During the 1980s, Kahneman and his friend and colleague, Amos Tversky published their work on prospect theory. Their psychological research dealt with decision-making under uncertainty and documented how certain measurable characteristics of our thinking processes lead to human errors. It was this work for which Kahneman was awarded the Nobel prize in economics. (Nobel prizes are awarded only to living recipients; Tversky died in 1996.)
Virtually all business decisions are made under conditions of uncertainty, and that is the reason behind Kahneman's long-standing interest in business. It is also the reason why managers should be acutely aware of his work and what it is telling us about the way we really make decisions.
In 2011, Kahneman presented the results of his years of psychological research in a book titled, “Thinking, Fast and Slow,” and it quickly became a best-seller. It is so rich in content, though, that it is not an easy read.
Kahneman is a gifted writer and is able to engage readers with a conversational style that manages to relate the facts and results of psychological experiments and research that captures our imaginations and fuels our desire for more. On the other hand, a substantial part of the book involves what he calls, “System 2,” the analytical side of our thinking process. And that, as he points out, requires effort — and we tire easily.

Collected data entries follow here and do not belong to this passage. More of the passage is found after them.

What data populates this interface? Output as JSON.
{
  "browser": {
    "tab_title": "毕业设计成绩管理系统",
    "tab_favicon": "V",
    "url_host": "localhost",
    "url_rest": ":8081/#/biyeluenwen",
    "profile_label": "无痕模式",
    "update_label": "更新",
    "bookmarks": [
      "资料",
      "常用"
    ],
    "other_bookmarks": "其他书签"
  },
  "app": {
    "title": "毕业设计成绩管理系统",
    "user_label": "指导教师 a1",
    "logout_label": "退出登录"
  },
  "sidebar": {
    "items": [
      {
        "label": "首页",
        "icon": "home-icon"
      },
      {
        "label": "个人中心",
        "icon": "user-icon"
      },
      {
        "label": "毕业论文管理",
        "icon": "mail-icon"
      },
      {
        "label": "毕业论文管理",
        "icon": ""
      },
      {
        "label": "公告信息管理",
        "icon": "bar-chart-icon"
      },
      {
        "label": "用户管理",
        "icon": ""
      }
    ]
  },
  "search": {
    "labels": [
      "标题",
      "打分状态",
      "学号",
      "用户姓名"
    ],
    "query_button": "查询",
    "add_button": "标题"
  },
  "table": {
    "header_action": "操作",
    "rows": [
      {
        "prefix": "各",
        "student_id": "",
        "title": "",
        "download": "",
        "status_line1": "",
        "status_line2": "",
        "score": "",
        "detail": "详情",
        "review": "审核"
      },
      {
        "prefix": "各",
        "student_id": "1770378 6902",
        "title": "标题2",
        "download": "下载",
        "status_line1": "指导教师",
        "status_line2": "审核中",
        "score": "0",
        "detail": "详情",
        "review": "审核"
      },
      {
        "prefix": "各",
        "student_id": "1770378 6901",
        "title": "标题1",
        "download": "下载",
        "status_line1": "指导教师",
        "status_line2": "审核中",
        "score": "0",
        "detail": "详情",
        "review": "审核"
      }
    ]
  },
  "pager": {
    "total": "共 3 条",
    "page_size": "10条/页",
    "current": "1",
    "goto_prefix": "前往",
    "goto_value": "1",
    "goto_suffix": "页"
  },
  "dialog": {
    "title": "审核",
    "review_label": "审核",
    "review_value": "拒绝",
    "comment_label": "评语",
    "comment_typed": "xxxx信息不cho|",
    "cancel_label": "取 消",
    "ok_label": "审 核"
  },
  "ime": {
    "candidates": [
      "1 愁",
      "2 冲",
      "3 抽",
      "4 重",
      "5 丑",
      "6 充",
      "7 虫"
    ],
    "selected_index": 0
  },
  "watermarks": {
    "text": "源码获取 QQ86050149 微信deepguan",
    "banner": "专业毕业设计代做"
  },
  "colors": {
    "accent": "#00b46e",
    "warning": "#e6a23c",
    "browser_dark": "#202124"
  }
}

In our two principal modes of thinking, he writes, “System 2 allocates attention to the effortful mental activities that demand it, including complex computations.” It is slower than System 1, but it is able to “construct thoughts in an orderly series of steps.” It establishes explicit beliefs and is capable of rational analysis and logical conclusions. It is the brains of the outfit.
System 1, by contrast, is the more action-oriented, “just do it” side of our thinking. Instinct, habit and instant recognition of signals and patterns play a big role in System 1 thinking and allow quick responses.
While the two systems are not at all alike, they are, without doubt, totally dependent on each other. Without System 1, System 2 would be dead — literally, in some situations, for it is System 1 that provides our personal security and defense mechanisms. It recognizes dangerous situations, and dangerous people, in time to react. System 2 is more of a “let me think about that” type.
Without System 2, though, System 1 would never correct its bad judgments. It would just keep making the same mistakes over and over again.
Despite the fundamental differences, there is no hostility between the two systems. Instead, they would remind us of two brothers or sisters, each so very different from the other but bonded so tightly they can seem as one.
The relationship between the two systems is the heartbeat of Kahneman's book. Revealing how each works, and works with the other, provides the key to understanding so many of our successes and our failures.
It is challenging to find a chapter, or even a page, in this book that does not apply to our lives in business. Whether we are workers, supervisors or managers, we all have an interest in running our business so that it survives and prospers. Understanding the thinking process behind both good and bad decisions gives us the key.
Businesses rarely make a single decision that gets them into serious trouble. It is almost always a series of bad decisions, and often there is a pattern to these decisions that ensures their failure. “Thinking, Fast and Slow” gives us just the kind of understanding we need to examine our decision-making in a way that will help us get it right more often.